I can think of more exotic places to work. Like the time I had a reporter track his audio between two dumpsters stuffed to the gills with rotting fish. (I told him it was to keep the wind off the mic. I actually just wanted to see if he’d do it.) Or the time I edited nearly naked in a bucking satellite truck in the eyewall of a hurricane. (You really don’t want to know.) Or there was that time I spread out on the hood of the car in sub-freezing temps to send high school football highlights to the sports goob.
So, yeah, under a bridge in the cool breeze and exhaust fumes might not be such a bad place to spend an afternoon slicing and dicing crime tape. Sure, I could have hopped into my news steed. Trouble is, I hit the median so early, it got roped inside the yellow ribbon. Good thing I grabbed my laptop before I jumped out. (The web guys are finicky about getting video first on breaking news.
So, when the producer dialed me up for 90 seconds of video for the early show, I did what any overworked photog might. I dropped everything and went to work. Okay, I bitched first, then I went to work.
With a pile of dirt under one corner, and a wifi hotspot under the other, to level the laptop, I pecked and prodded my antique computer until it spit out something that resembled moving pictures of a crime scene. Then did it all over again for the evening news.

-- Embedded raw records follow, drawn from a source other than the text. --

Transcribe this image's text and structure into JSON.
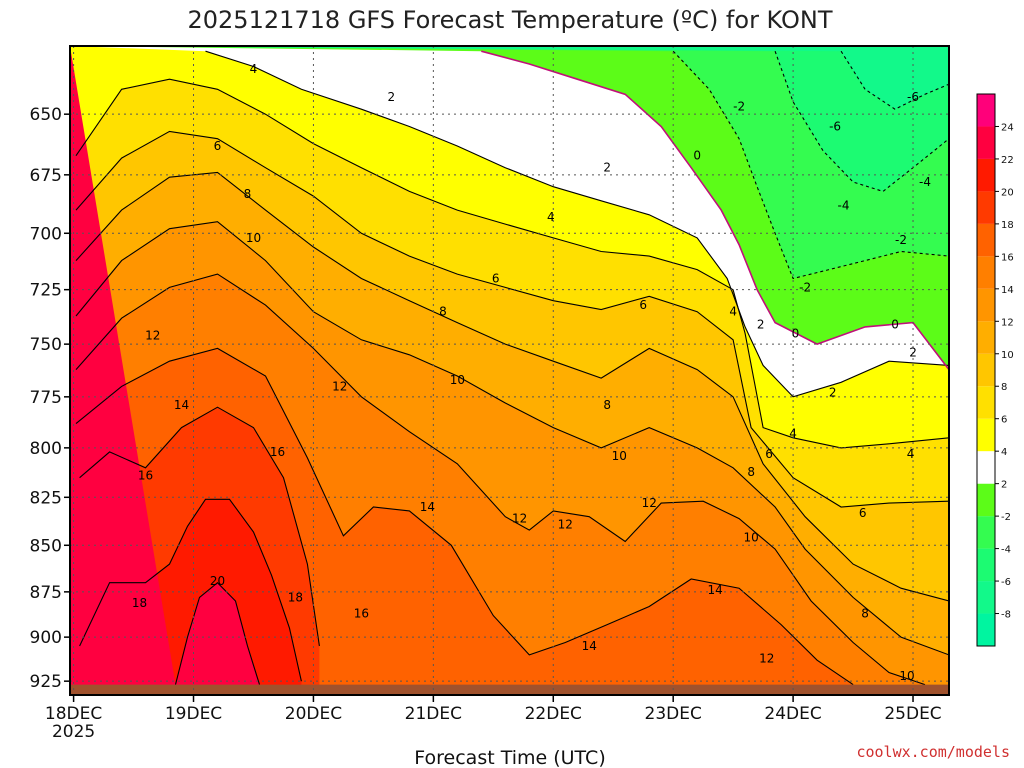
{
  "chart_data": {
    "type": "heatmap",
    "title": "2025121718 GFS Forecast Temperature (ºC) for KONT",
    "xlabel": "Forecast Time (UTC)",
    "ylabel": "",
    "x_ticks": [
      {
        "label": "18DEC",
        "sublabel": "2025",
        "day": 0
      },
      {
        "label": "19DEC",
        "sublabel": "",
        "day": 1
      },
      {
        "label": "20DEC",
        "sublabel": "",
        "day": 2
      },
      {
        "label": "21DEC",
        "sublabel": "",
        "day": 3
      },
      {
        "label": "22DEC",
        "sublabel": "",
        "day": 4
      },
      {
        "label": "23DEC",
        "sublabel": "",
        "day": 5
      },
      {
        "label": "24DEC",
        "sublabel": "",
        "day": 6
      },
      {
        "label": "25DEC",
        "sublabel": "",
        "day": 7
      }
    ],
    "x_range_days": [
      -0.03,
      7.3
    ],
    "y_ticks": [
      650,
      675,
      700,
      725,
      750,
      775,
      800,
      825,
      850,
      875,
      900,
      925
    ],
    "y_range_hpa": [
      623,
      933
    ],
    "y_scale": "log",
    "colorbar_levels": [
      -10,
      -8,
      -6,
      -4,
      -2,
      2,
      4,
      6,
      8,
      10,
      12,
      14,
      16,
      18,
      20,
      22,
      24,
      26
    ],
    "colorbar_tick_labels": [
      "-8",
      "-6",
      "-4",
      "-2",
      "2",
      "4",
      "6",
      "8",
      "10",
      "12",
      "14",
      "16",
      "18",
      "20",
      "22",
      "24"
    ],
    "colorbar_colors": {
      "-10": "#00f5a0",
      "-8": "#12f98a",
      "-6": "#1cfb72",
      "-4": "#34fc50",
      "-2": "#5cfc18",
      "0": "#ffffff",
      "2": "#ffff00",
      "4": "#ffe000",
      "6": "#ffc600",
      "8": "#ffae00",
      "10": "#ff9500",
      "12": "#ff7f00",
      "14": "#ff6200",
      "16": "#ff3a00",
      "18": "#ff1a00",
      "20": "#ff0040",
      "22": "#ff007a",
      "24": "#ff0aa5"
    },
    "ground_color": "#a0522d",
    "surface_pressure_hpa": 927,
    "isotherms": [
      {
        "temp": 16,
        "points": [
          [
            0.05,
            815
          ],
          [
            0.3,
            802
          ],
          [
            0.6,
            810
          ],
          [
            0.9,
            790
          ],
          [
            1.2,
            780
          ],
          [
            1.5,
            790
          ],
          [
            1.75,
            815
          ],
          [
            1.95,
            860
          ],
          [
            2.05,
            905
          ]
        ]
      },
      {
        "temp": 14,
        "points": [
          [
            0.02,
            788
          ],
          [
            0.4,
            770
          ],
          [
            0.8,
            758
          ],
          [
            1.2,
            752
          ],
          [
            1.6,
            765
          ],
          [
            1.95,
            805
          ],
          [
            2.25,
            845
          ],
          [
            2.5,
            830
          ],
          [
            2.8,
            832
          ],
          [
            3.15,
            850
          ],
          [
            3.5,
            888
          ],
          [
            3.8,
            910
          ],
          [
            4.1,
            903
          ],
          [
            4.45,
            893
          ],
          [
            4.8,
            883
          ],
          [
            5.15,
            868
          ],
          [
            5.55,
            873
          ],
          [
            5.9,
            893
          ],
          [
            6.2,
            913
          ],
          [
            6.5,
            927
          ]
        ]
      },
      {
        "temp": 12,
        "points": [
          [
            0.02,
            762
          ],
          [
            0.4,
            738
          ],
          [
            0.8,
            724
          ],
          [
            1.2,
            718
          ],
          [
            1.6,
            732
          ],
          [
            2.0,
            752
          ],
          [
            2.4,
            775
          ],
          [
            2.8,
            792
          ],
          [
            3.2,
            808
          ],
          [
            3.6,
            835
          ],
          [
            3.8,
            842
          ],
          [
            4.0,
            832
          ],
          [
            4.3,
            835
          ],
          [
            4.6,
            848
          ],
          [
            4.9,
            828
          ],
          [
            5.25,
            827
          ],
          [
            5.55,
            836
          ],
          [
            5.85,
            852
          ],
          [
            6.15,
            880
          ],
          [
            6.5,
            903
          ],
          [
            6.8,
            920
          ],
          [
            7.1,
            927
          ]
        ]
      },
      {
        "temp": 10,
        "points": [
          [
            0.02,
            737
          ],
          [
            0.4,
            712
          ],
          [
            0.8,
            698
          ],
          [
            1.2,
            695
          ],
          [
            1.6,
            712
          ],
          [
            2.0,
            735
          ],
          [
            2.4,
            748
          ],
          [
            2.8,
            755
          ],
          [
            3.2,
            765
          ],
          [
            3.6,
            778
          ],
          [
            4.0,
            790
          ],
          [
            4.4,
            800
          ],
          [
            4.8,
            790
          ],
          [
            5.2,
            800
          ],
          [
            5.5,
            810
          ],
          [
            5.85,
            830
          ],
          [
            6.1,
            852
          ],
          [
            6.5,
            878
          ],
          [
            6.9,
            900
          ],
          [
            7.3,
            910
          ]
        ]
      },
      {
        "temp": 8,
        "points": [
          [
            0.02,
            712
          ],
          [
            0.4,
            690
          ],
          [
            0.8,
            676
          ],
          [
            1.2,
            674
          ],
          [
            1.6,
            690
          ],
          [
            2.0,
            706
          ],
          [
            2.4,
            720
          ],
          [
            2.8,
            730
          ],
          [
            3.2,
            740
          ],
          [
            3.6,
            750
          ],
          [
            4.0,
            758
          ],
          [
            4.4,
            766
          ],
          [
            4.8,
            752
          ],
          [
            5.2,
            762
          ],
          [
            5.5,
            775
          ],
          [
            5.75,
            808
          ],
          [
            6.1,
            835
          ],
          [
            6.5,
            860
          ],
          [
            6.9,
            873
          ],
          [
            7.3,
            880
          ]
        ]
      },
      {
        "temp": 6,
        "points": [
          [
            0.02,
            690
          ],
          [
            0.4,
            668
          ],
          [
            0.8,
            657
          ],
          [
            1.2,
            660
          ],
          [
            1.6,
            672
          ],
          [
            2.0,
            684
          ],
          [
            2.4,
            700
          ],
          [
            2.8,
            710
          ],
          [
            3.2,
            718
          ],
          [
            3.6,
            724
          ],
          [
            4.0,
            730
          ],
          [
            4.4,
            734
          ],
          [
            4.8,
            728
          ],
          [
            5.2,
            735
          ],
          [
            5.5,
            748
          ],
          [
            5.65,
            790
          ],
          [
            6.0,
            815
          ],
          [
            6.4,
            830
          ],
          [
            6.8,
            828
          ],
          [
            7.3,
            827
          ]
        ]
      },
      {
        "temp": 4,
        "points": [
          [
            0.02,
            667
          ],
          [
            0.4,
            640
          ],
          [
            0.8,
            636
          ],
          [
            1.2,
            640
          ],
          [
            1.6,
            650
          ],
          [
            2.0,
            662
          ],
          [
            2.4,
            672
          ],
          [
            2.8,
            682
          ],
          [
            3.2,
            690
          ],
          [
            3.6,
            696
          ],
          [
            4.0,
            702
          ],
          [
            4.4,
            708
          ],
          [
            4.8,
            710
          ],
          [
            5.2,
            716
          ],
          [
            5.5,
            725
          ],
          [
            5.6,
            745
          ],
          [
            5.75,
            790
          ],
          [
            6.0,
            795
          ],
          [
            6.4,
            800
          ],
          [
            6.8,
            798
          ],
          [
            7.3,
            795
          ]
        ]
      },
      {
        "temp": 2,
        "points": [
          [
            1.1,
            625
          ],
          [
            1.5,
            631
          ],
          [
            1.9,
            640
          ],
          [
            2.4,
            648
          ],
          [
            2.8,
            655
          ],
          [
            3.2,
            663
          ],
          [
            3.6,
            672
          ],
          [
            4.0,
            680
          ],
          [
            4.4,
            686
          ],
          [
            4.8,
            692
          ],
          [
            5.2,
            702
          ],
          [
            5.45,
            720
          ],
          [
            5.6,
            742
          ],
          [
            5.75,
            760
          ],
          [
            6.0,
            775
          ],
          [
            6.4,
            768
          ],
          [
            6.8,
            758
          ],
          [
            7.3,
            760
          ]
        ]
      },
      {
        "temp": 0,
        "points": [
          [
            3.4,
            625
          ],
          [
            3.8,
            630
          ],
          [
            4.2,
            636
          ],
          [
            4.6,
            642
          ],
          [
            4.9,
            655
          ],
          [
            5.15,
            672
          ],
          [
            5.4,
            690
          ],
          [
            5.55,
            705
          ],
          [
            5.7,
            725
          ],
          [
            5.85,
            740
          ],
          [
            6.2,
            750
          ],
          [
            6.6,
            742
          ],
          [
            7.0,
            740
          ],
          [
            7.3,
            762
          ]
        ]
      },
      {
        "temp": -2,
        "points": [
          [
            5.0,
            625
          ],
          [
            5.3,
            640
          ],
          [
            5.55,
            660
          ],
          [
            5.7,
            680
          ],
          [
            5.85,
            700
          ],
          [
            6.0,
            720
          ],
          [
            6.3,
            716
          ],
          [
            6.6,
            712
          ],
          [
            6.9,
            708
          ],
          [
            7.3,
            710
          ]
        ]
      },
      {
        "temp": -4,
        "points": [
          [
            5.85,
            625
          ],
          [
            6.0,
            645
          ],
          [
            6.25,
            665
          ],
          [
            6.5,
            678
          ],
          [
            6.75,
            682
          ],
          [
            7.0,
            672
          ],
          [
            7.3,
            660
          ]
        ]
      },
      {
        "temp": -6,
        "points": [
          [
            6.4,
            625
          ],
          [
            6.6,
            640
          ],
          [
            6.85,
            648
          ],
          [
            7.1,
            642
          ],
          [
            7.3,
            638
          ]
        ]
      },
      {
        "temp": 18,
        "points": [
          [
            0.05,
            905
          ],
          [
            0.3,
            870
          ],
          [
            0.6,
            870
          ],
          [
            0.8,
            860
          ],
          [
            0.95,
            840
          ],
          [
            1.1,
            826
          ],
          [
            1.3,
            826
          ],
          [
            1.5,
            843
          ],
          [
            1.65,
            866
          ],
          [
            1.8,
            895
          ],
          [
            1.9,
            925
          ]
        ]
      },
      {
        "temp": 20,
        "points": [
          [
            0.85,
            927
          ],
          [
            0.95,
            900
          ],
          [
            1.05,
            878
          ],
          [
            1.2,
            870
          ],
          [
            1.35,
            880
          ],
          [
            1.45,
            905
          ],
          [
            1.55,
            927
          ]
        ]
      }
    ],
    "contour_labels": [
      {
        "text": "4",
        "day": 1.5,
        "hpa": 632
      },
      {
        "text": "2",
        "day": 2.65,
        "hpa": 643
      },
      {
        "text": "6",
        "day": 1.2,
        "hpa": 663
      },
      {
        "text": "2",
        "day": 4.45,
        "hpa": 672
      },
      {
        "text": "0",
        "day": 5.2,
        "hpa": 667
      },
      {
        "text": "-2",
        "day": 5.55,
        "hpa": 647
      },
      {
        "text": "-6",
        "day": 6.35,
        "hpa": 655
      },
      {
        "text": "-6",
        "day": 7.0,
        "hpa": 643
      },
      {
        "text": "8",
        "day": 1.45,
        "hpa": 683
      },
      {
        "text": "4",
        "day": 3.98,
        "hpa": 693
      },
      {
        "text": "-4",
        "day": 6.42,
        "hpa": 688
      },
      {
        "text": "-4",
        "day": 7.1,
        "hpa": 678
      },
      {
        "text": "10",
        "day": 1.5,
        "hpa": 702
      },
      {
        "text": "6",
        "day": 3.52,
        "hpa": 720
      },
      {
        "text": "-2",
        "day": 6.9,
        "hpa": 703
      },
      {
        "text": "-2",
        "day": 6.1,
        "hpa": 724
      },
      {
        "text": "8",
        "day": 3.08,
        "hpa": 735
      },
      {
        "text": "6",
        "day": 4.75,
        "hpa": 732
      },
      {
        "text": "4",
        "day": 5.5,
        "hpa": 735
      },
      {
        "text": "2",
        "day": 5.73,
        "hpa": 741
      },
      {
        "text": "0",
        "day": 6.02,
        "hpa": 745
      },
      {
        "text": "0",
        "day": 6.85,
        "hpa": 741
      },
      {
        "text": "12",
        "day": 0.66,
        "hpa": 746
      },
      {
        "text": "2",
        "day": 7.0,
        "hpa": 754
      },
      {
        "text": "12",
        "day": 2.22,
        "hpa": 770
      },
      {
        "text": "10",
        "day": 3.2,
        "hpa": 767
      },
      {
        "text": "2",
        "day": 6.33,
        "hpa": 773
      },
      {
        "text": "14",
        "day": 0.9,
        "hpa": 779
      },
      {
        "text": "8",
        "day": 4.45,
        "hpa": 779
      },
      {
        "text": "4",
        "day": 6.0,
        "hpa": 793
      },
      {
        "text": "16",
        "day": 1.7,
        "hpa": 802
      },
      {
        "text": "10",
        "day": 4.55,
        "hpa": 804
      },
      {
        "text": "6",
        "day": 5.8,
        "hpa": 803
      },
      {
        "text": "4",
        "day": 6.98,
        "hpa": 803
      },
      {
        "text": "8",
        "day": 5.65,
        "hpa": 812
      },
      {
        "text": "16",
        "day": 0.6,
        "hpa": 814
      },
      {
        "text": "14",
        "day": 2.95,
        "hpa": 830
      },
      {
        "text": "12",
        "day": 4.8,
        "hpa": 828
      },
      {
        "text": "12",
        "day": 3.72,
        "hpa": 836
      },
      {
        "text": "12",
        "day": 4.1,
        "hpa": 839
      },
      {
        "text": "6",
        "day": 6.58,
        "hpa": 833
      },
      {
        "text": "10",
        "day": 5.65,
        "hpa": 846
      },
      {
        "text": "20",
        "day": 1.2,
        "hpa": 869
      },
      {
        "text": "14",
        "day": 5.35,
        "hpa": 874
      },
      {
        "text": "18",
        "day": 0.55,
        "hpa": 881
      },
      {
        "text": "18",
        "day": 1.85,
        "hpa": 878
      },
      {
        "text": "8",
        "day": 6.6,
        "hpa": 887
      },
      {
        "text": "16",
        "day": 2.4,
        "hpa": 887
      },
      {
        "text": "14",
        "day": 4.3,
        "hpa": 905
      },
      {
        "text": "12",
        "day": 5.78,
        "hpa": 912
      },
      {
        "text": "10",
        "day": 6.95,
        "hpa": 922
      }
    ]
  },
  "footer": {
    "credit": "coolwx.com/models"
  }
}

That’s when my buddy from the competition, who had been complaining about the smell for more than an hour, chimed in. I told him he just needed a bath.
He pointed overhead.
Who knew bats lived under interstate bridges? Overhead, peeps and bleats rang out as the night flyers began to rouse for their evening’s work. Also overhead, spread far and wide across each bridge support, was a thick, viscous, brown-green trail of guano.
I had been editing in dried batshit!
Turdpolishing in a pile of turds, if you will.
With another newscast to feed, there’s nothing for an overworked photog to do, but improvise. Hope the hobo who squatted here last night doesn’t mind me stealing his mattress.